Columnistas

Focalizar el problema
Autor: Pedro Juan González Carvajal
17 de Febrero de 2015


Dicen los cánones de la administración moderna, que antes de comenzar a aplicar recursos y esfuerzos, es necesario tener claridad absoluta con respecto a lo que se quiere obtener, lograr, hacer, resolver o solucionar.

Dicen los cánones de la administración moderna, que antes de comenzar a aplicar recursos y esfuerzos, es necesario tener claridad absoluta con respecto a lo que se quiere obtener, lograr, hacer, resolver o solucionar. De ahí nacen los objetivos con sus consecuentes metas.


De un tiempo para acá, y como es apenas obvio, cada vez más y en orden creciente se ha puesto en el centro de la discusión el tema de la educación, y cada vez son más las voces que se suman para expresar que sin educación no hay futuro, y que la educación es lo más importante. 


Sin embargo, la mayoría de las veces se ubica la discusión alrededor de la educación superior, pasando por alto la educación de la primera infancia, la primaria y la secundaria, donde padres de familia, normalistas, profesores y catedráticos tienen un gran aporte y una enorme responsabilidad, obviamente con la presencia del Estado. Recordemos que de cada 10 muchachos que podrían  iniciar la educación superior, solo 4 lo logran y apenas 2 se gradúan. Es por eso que debemos poner los ojos donde está ubicada la gran masa poblacional.

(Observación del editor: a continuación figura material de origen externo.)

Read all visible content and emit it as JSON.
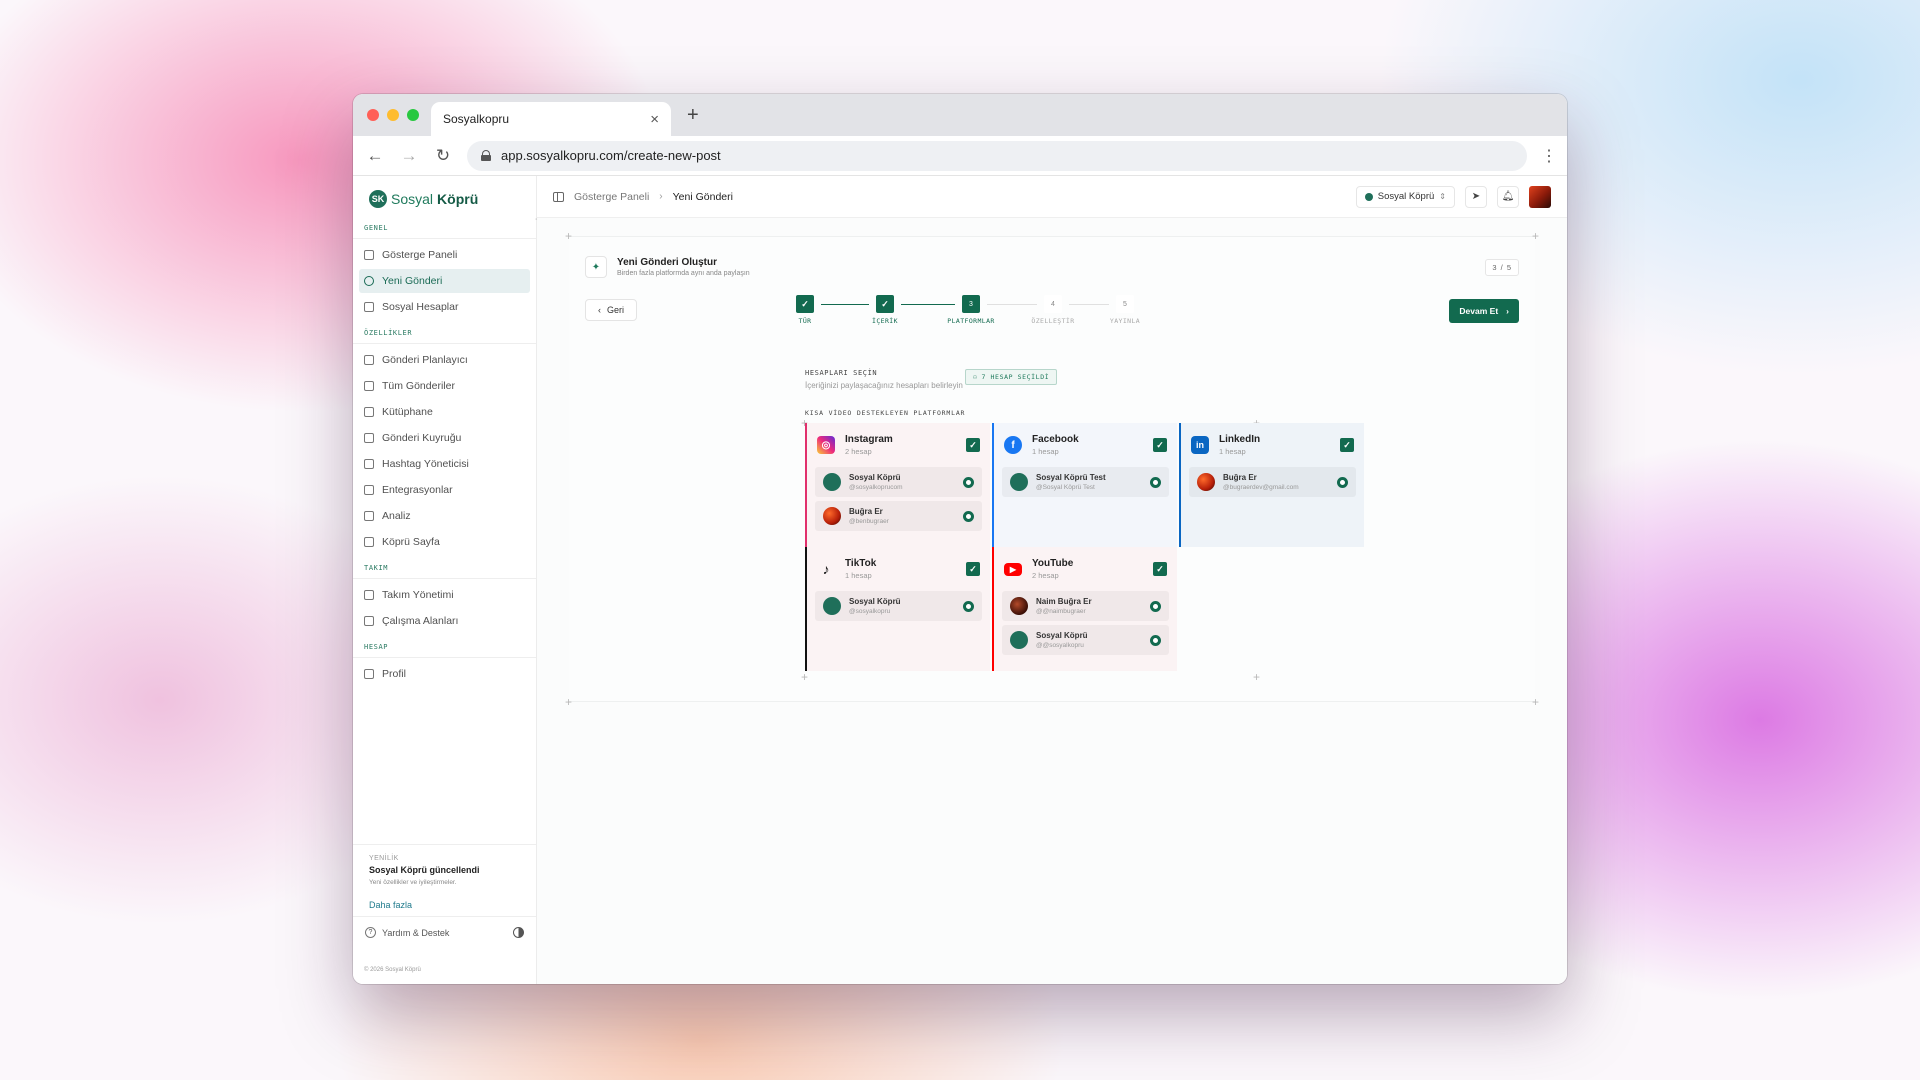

Sin embargo, a la fecha de hoy se sigue trabajando con el mismo modelo  educativo de hace varios decenios, el que ha generado los actuales resultados,  y el afán de cambio nos hace pensar hasta en importar modelos foráneos, sin que nos hayamos dado el tiempo para responder a la simple pregunta de ¿La Educación para qué? En este aspecto debemos arriesgarnos a dar alguna respuesta y a ensayar con modelos propios. 


Así mismo debemos dignificar y valorar la función y el papel estructurante del maestro. Su reposicionamiento en la sociedad es imprescindible si queremos que existan personas que quieran y puedan desarrollar plenamente su vocación como instructores, docentes y profesores.


Mientras sigan disminuyendo el número de Escuelas Normales y desaparezcan en el país la gran mayoría de Facultades de Educación, quiere decir que mientras el discurso va por un lado, la realidad va por otro y si no se encuentran, pues no podremos esperar un resultado positivo al respecto. Sin maestros, no hay, por el momento, sistema educativo. Es posible que más adelante el uso intensivo de tecnologías frescas, plantee una nueva realidad para las generaciones por venir.


El trabajo integrado entre los actores educativos, el sector productivo y el Estado, es condición imprescindible para poder asegurar la oportunidad, pertinencia y viabilidad de los proyectos y los productos educativos. Si la gente estudia y luego no encuentra como aplicar lo estudiado y las fuentes de empleo o las posibilidades de generación de ingresos no se dan, pues la desmotivación y el costo social, serán enormes.


Así mismo la asignación de recursos debe ser significativa y permanente para que las inversiones en todos los campos que configuran el entramado educativo se puedan dar.


De igual manera, se debe buscar que tal como lo establece el Acuerdo por la Educación Superior de 2014, la educación debe ser inclusiva, con calidad y pertinencia, la investigación (ciencia, tecnología e innovación incluida la innovación social debe ser una estrategia, se debe intensificar la regionalización, propiciar la articulación de la educación superior con la educación media y la educación para el trabajo y el desarrollo humano: hacia un sistema de educación terciaria, reivindicar la comunidad universitaria y el bienestar, establecer nuevas modalidades educativas, fomento de la internacionalización, definir una adecuada estructura y gobernanza del sistema y asegurar la sostenibilidad financiera del sistema. 


Como puede observarse, el reto es enorme, pero debemos aprovechar estos momentos de “efervescencia y calor” favorables para la discusión sobre el tema, para hacer lo que tenemos que hacer.


Como dice Donald Trump, “Si de todos modos hay que pensar, más vale pensar en grande”.